A look of dismay he expelled from his mouth,
Although he seemed sad, as he doddered about.
His eyes—how they sank! His nose-ring how dreary!
His cheeks were carbuncled, his chin and ‘stache beery!
His outward-pushed teeth like scattered headstones,
I could only imagine had received many blows.
The stump of a joint he held on his lips,
And the front it flashed like a solar eclipse;
He had a broad face and a hippo-sized belly
That drooped in alarm, and scared my wife, Kelly.
He was moody and rank, a little off-center,
But seemed, though, to soften when I said “Sir, we’re renters.”
A nod of his head, a wink of his eye
Soon gave me to know we weren’t going to die.

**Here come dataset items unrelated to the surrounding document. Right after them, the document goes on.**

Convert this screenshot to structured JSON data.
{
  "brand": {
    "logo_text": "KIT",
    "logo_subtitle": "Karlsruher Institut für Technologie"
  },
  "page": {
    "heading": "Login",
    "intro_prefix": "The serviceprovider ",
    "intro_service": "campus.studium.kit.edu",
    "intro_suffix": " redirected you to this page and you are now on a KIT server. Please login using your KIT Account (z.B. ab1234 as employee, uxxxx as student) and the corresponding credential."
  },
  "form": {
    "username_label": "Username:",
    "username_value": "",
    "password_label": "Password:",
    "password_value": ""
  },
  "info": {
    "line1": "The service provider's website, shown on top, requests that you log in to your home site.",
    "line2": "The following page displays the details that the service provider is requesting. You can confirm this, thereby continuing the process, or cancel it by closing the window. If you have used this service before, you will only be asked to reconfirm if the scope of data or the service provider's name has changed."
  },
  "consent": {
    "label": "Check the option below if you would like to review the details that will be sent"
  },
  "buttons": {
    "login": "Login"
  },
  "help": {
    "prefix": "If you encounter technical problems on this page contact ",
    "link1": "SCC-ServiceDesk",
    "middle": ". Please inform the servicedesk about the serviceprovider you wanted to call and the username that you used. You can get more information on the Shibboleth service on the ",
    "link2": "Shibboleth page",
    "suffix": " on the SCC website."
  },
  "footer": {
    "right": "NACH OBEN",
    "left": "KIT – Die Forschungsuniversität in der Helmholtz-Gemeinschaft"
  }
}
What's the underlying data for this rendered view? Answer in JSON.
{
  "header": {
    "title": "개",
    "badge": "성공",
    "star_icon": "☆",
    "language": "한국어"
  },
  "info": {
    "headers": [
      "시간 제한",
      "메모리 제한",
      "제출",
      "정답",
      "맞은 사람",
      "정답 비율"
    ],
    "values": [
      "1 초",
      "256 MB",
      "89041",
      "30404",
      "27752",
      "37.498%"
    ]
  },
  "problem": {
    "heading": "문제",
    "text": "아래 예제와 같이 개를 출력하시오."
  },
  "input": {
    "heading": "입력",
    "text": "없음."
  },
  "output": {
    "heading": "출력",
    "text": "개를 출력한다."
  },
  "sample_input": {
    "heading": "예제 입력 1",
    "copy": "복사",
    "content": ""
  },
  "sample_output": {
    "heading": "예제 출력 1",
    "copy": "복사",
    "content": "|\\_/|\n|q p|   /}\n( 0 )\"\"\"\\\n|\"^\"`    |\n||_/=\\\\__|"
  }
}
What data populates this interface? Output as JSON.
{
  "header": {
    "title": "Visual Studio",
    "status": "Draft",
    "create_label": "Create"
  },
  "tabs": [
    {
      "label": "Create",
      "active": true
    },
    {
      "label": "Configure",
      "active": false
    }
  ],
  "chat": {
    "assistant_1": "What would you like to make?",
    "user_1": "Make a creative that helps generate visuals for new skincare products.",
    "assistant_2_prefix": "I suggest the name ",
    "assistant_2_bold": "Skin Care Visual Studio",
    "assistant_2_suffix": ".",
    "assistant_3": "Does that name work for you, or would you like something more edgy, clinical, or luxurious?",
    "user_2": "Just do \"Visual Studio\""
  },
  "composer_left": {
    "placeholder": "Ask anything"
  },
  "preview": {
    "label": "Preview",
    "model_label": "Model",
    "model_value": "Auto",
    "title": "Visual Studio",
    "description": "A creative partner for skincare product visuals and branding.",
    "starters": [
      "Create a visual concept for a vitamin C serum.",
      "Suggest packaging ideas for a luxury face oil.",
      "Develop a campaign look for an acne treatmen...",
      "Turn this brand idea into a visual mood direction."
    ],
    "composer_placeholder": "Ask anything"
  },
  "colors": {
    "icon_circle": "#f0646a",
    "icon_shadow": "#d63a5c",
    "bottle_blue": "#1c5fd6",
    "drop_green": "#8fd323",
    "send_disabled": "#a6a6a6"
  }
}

He spoke not a word, but returned to the stairs,
To tell his fey men to leave their lucre right there.
Then sweeping the place in socks, not a shoe,
They left it a-sparkle and emptied the room.
He sprang to his Harley, to his boys gave a wail,
And cried that NEW reindeer would come in the mail.
Then I heard him exclaim as he roared out of sight,
“We forgot that it’s Christmas. TOO MUCH EGGNOG LAST NIGHT!”